Les supplemental data contiennent beaucoup d’éléments à ne pas manquer pour illustrer et compléter les résultats obtenus, ainsi que des détails annexes pas si anecdotiques : détails des histogrammes des taux de réponses par bras, ORR par sous-types de maladie, impact du switching de traitement SOC -> axi-cell avec la méthode très récente du Rank Preserving,Structural Failure Rime,la durée de réponse au traitement (par une courbe de Kaplan-Meier), pharmacocinétique du nombre des cellules CART dans le sang, caractéristiques des patients bénéficiant d’une autogreffe, etc.
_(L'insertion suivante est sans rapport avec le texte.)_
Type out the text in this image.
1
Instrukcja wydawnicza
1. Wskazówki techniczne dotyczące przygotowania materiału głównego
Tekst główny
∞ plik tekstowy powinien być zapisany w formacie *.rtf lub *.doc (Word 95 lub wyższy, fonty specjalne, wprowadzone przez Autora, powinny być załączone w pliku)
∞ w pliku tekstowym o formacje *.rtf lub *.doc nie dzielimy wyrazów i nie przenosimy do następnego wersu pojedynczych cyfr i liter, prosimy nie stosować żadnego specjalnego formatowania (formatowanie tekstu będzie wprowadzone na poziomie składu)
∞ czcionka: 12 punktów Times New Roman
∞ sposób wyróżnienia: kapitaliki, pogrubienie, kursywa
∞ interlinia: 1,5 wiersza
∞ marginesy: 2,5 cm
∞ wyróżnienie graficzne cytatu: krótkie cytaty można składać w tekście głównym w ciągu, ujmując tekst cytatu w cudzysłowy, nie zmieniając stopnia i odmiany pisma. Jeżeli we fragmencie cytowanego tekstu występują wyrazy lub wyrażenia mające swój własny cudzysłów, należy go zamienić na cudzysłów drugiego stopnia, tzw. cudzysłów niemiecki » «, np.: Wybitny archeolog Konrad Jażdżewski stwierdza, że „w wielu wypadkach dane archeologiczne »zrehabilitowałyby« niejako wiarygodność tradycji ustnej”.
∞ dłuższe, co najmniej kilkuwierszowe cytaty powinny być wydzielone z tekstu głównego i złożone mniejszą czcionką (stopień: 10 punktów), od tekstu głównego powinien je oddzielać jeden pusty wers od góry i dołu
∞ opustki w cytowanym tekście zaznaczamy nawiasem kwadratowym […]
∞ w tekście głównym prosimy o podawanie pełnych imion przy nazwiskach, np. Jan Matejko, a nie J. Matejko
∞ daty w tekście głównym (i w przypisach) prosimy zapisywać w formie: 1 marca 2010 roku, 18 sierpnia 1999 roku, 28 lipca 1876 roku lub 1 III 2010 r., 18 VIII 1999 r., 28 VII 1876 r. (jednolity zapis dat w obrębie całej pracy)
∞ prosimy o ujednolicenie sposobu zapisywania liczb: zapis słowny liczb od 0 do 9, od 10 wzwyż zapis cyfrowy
Points forts Points faibles
Cliniques
  • Essai de phase 3 randomisé international.
  • Utilisation autorisée des CART cell en cas d’échec du bras standard, évidemment justifié d’un point de vue éthique, mais gênant l’interprétation des résultats.
  • Absence de bridging : patients les plus graves non inclus ?
Statistiques
  • Recours à un blinded independent central review.
  • Des supplemental data très enrichissantes et intéressantes venant consolider les résultats.
  • Quelques statistiques comparant les événements indésirables auraient été un plus.